By Spring Magazine
COVID-19 has highlighted the importance of strengthening universal healthcare to reverse the decades of cuts and to expand healthcare for all. The pandemic and economic crisis also shine a light on dental care, which is at risk of further erosion because it is already privatized and increasingly corporatized. Spring Magazine spoke with Brandon Doucet, a dentist based in Newfoundland, about the importance of oral health, the problems with for-profit and corporate dentistry, and the need for universal dental care. Contact firstname.lastname@example.org if you are interested in helping advocate for universal dentalcare.
Can you tell us a bit about yourself, and what led you to dentistry?
Well to start off, I grew up in Saint John, New Brunswick, which is also where I did my undergraduate degree. It was early during my undergraduate degree that I became very interested in the medical field. I was doing research on antibiotic drug discovery from plants that First Nations people used medicinally. I became very interested in antibiotic drug resistance. From this, I began exploring different medical specialties and I realized that I wanted to work with my hands. As a result, I became interested in the small surgeries performed in dental clinics and pursued a career in the field.
What are the challenges you face providing dental care to those who need it when there’s no universal dental care?
As a dentist, it is very difficult to make a significant difference in peoples lives without universal dental care. Since many people cannot afford dental care, they will neglect minor problems until the issues can no longer be ignored, at which point they will visit the dentist. I end up extracting many teeth because they are too broken down to salvage.
It is common for an individual to come to the clinic requiring an extraction of all of their teeth. One of the first cases wherein a patient presented to me in this state was an eye-opening experience. Initially, I felt the procedure was too difficult, so I referred the individual to another dentist in the area who is comfortable doing these types of procedures. I later found out the dentist I referred the patient to would not see them because the patient could not afford the fees, despite the patient desperately needing care. I was surprised that someone would turn a patient away for this reason, especially considering they had coverage through social services that would cover about half of the $3000 operation. I ended up doing the procedure myself.
This experience was a harsh reminder to me regarding the limits of my individual action versus structural change. Real structural change towards universal dental care means that many people would not need all of their teeth taken out because they could seek treatment sooner.

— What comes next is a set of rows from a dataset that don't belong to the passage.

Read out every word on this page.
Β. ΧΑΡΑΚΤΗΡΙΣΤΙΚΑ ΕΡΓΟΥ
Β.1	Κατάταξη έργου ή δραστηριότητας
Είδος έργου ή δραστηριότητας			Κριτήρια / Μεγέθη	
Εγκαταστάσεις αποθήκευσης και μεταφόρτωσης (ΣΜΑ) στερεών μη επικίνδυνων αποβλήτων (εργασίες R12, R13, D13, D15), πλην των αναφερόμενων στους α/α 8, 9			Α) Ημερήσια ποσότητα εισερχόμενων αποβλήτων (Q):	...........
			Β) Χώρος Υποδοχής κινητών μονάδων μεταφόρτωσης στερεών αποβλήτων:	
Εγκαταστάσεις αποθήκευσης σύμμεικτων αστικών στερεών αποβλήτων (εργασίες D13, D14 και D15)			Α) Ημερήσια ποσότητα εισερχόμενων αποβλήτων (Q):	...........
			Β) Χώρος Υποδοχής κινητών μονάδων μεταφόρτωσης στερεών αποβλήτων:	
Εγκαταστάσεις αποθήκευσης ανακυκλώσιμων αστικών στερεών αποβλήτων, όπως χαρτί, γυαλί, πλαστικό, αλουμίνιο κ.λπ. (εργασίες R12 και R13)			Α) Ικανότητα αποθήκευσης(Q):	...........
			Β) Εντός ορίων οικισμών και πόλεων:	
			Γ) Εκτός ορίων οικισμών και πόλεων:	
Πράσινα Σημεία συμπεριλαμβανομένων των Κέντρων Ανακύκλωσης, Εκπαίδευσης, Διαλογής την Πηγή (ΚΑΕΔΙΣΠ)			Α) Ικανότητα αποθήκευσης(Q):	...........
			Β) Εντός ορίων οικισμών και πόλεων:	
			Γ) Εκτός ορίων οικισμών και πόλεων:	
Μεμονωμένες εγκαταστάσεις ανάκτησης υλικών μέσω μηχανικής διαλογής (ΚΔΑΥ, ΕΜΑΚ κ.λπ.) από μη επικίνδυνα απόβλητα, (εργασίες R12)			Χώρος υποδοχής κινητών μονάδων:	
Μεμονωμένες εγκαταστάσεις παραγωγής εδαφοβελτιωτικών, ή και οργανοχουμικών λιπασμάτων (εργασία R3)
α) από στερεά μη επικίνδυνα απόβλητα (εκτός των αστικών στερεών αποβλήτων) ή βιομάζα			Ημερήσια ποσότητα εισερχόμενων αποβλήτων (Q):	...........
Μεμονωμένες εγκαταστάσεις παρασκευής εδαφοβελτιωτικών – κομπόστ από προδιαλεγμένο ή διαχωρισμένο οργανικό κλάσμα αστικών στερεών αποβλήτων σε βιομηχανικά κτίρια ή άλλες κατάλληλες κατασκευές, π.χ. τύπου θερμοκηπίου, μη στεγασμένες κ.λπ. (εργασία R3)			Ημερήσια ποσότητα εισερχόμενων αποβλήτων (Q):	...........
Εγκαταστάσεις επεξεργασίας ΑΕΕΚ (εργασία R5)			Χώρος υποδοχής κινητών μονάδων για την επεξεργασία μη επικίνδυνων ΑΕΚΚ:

What are the health, social and economic impacts of poor oral health?
Oral health is intimately related to overall health. According to the Canadian Association of Emergency Physicians, poor oral health may cause or worsen the following general health conditions, “cardiovascular disease, diabetes, having a low birth weight infant, aspiration pneumonia, erectile dysfunction, osteoporosis, metabolic syndrome and stroke.”Research has also shown that providing comprehensive oral health care to patients with drug addiction led to an increased likelihood of completing treatment, increased employment, decreased relapses of drug use and reduced homelessness.
Poor oral health is intimately related to the cycle of poverty for several reasons. For one, it is difficult to find a good paying job when you have missing or decayed front teeth or if you are living with chronic dental pain. Furthermore, dental care is expensive and if you need to neglect minor and preventative procedures, cavities grow, and you are left with more expensive emergency procedures to pay for.
Canadians pride themselves on public healthcare, but most dental care is private, leaving people without dental insurance to either pay out of pocket or avoid dental care. What’s the scale of the problem, and how does it disproportionately affect workers in precarious jobs, racialized and migrant communities, and elderly people?
Dental care in Canada is more consistent with a private US style healthcare system than our universal healthcare system. For example, over 1/3 Canadians lack dental insurance and 6.8 million people avoid the dentists each year due to financial constraints.
These numbers have been growing and will continue to grow for several reasons. One is that the baby boomer generation has been retiring in large numbers, and as such they have been losing dental insurance tied to their employment. Meanwhile, younger generations are increasingly working in the precarious ‘gig economy’, which provides temporary employment and does not provide dental insurance tied to their labour. This means more people will neglect dental care and live with chronic dental pain as they cannot afford care.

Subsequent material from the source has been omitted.